ジェーコブ:アメリカの新聞記者、外国通信者の情報をもたらした などがいます。

 赤軍諜報部派遣の諜報員に、逮捕時には日本にいなかったため『調書』には登場しませんが、ソーニャのコードネームを持つソ連のスパイ、ウルスラ・クチンスキー(ルート・ウェルナー)がいます。wikiには
1930年に上海へ渡り、リヒャルト・ゾルゲの助手かつ愛人として活動した。1933年、ゾルゲの推薦でモスクワの諜報学校に送られて訓練を受け、その後満州およびスイスで活動した。

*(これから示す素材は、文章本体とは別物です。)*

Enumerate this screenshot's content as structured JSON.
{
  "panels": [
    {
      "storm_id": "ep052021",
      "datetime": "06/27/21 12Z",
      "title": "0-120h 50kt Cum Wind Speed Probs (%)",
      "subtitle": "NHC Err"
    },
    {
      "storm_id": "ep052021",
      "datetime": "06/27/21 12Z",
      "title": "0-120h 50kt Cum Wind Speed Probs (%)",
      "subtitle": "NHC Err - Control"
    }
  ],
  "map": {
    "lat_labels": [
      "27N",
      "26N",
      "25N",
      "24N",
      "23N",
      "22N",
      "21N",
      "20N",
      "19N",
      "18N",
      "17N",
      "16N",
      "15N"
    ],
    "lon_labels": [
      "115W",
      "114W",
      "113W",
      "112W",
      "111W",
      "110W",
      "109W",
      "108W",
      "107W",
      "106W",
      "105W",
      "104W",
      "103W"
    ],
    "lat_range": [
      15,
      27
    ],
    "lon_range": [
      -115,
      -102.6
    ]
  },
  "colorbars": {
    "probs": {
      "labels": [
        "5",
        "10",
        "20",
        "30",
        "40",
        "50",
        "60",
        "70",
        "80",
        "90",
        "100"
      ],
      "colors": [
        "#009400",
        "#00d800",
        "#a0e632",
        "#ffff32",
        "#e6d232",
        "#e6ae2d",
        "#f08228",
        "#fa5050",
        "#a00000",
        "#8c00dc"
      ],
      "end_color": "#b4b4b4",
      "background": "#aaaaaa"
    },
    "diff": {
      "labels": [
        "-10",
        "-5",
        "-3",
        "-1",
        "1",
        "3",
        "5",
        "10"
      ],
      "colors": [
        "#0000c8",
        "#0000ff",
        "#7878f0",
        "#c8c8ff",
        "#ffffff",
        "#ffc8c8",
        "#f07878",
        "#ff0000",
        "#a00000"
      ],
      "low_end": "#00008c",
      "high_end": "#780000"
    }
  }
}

とあります。マンハッタン計画主要メンバーでソ連参謀本部のスパイであったクラウス・フックスとも接触があった様です。

 上海は、ゾルゲが初めて諜報活動をした地であり、初めて組織を作り諜報活動をします。「東京ゾルゲ諜報団」は「上海ゾルゲ諜報団」を雛形とした組織といえます。尾崎を中核に、米共産党員の宮城与徳、コミンテルンのフランコ・ヴーケリッチ(アヴァス通信社)、赤軍諜報部の無線技師のマックス・クラウゼンを加え、ゾルゲ自身はドイツ大使館と外国人社交界に浸透して情報収集します。大使館付武官のオイゲン・オットの信頼を得、オットが大使となると大使館に部屋まで与えられます。1938年にはオットの後任駐在武官のショル中佐と親しくなり、この二人からナチスドイツの情報を得ています。ドイツ大使館の比重が重くなりますが、上海とよく似ています。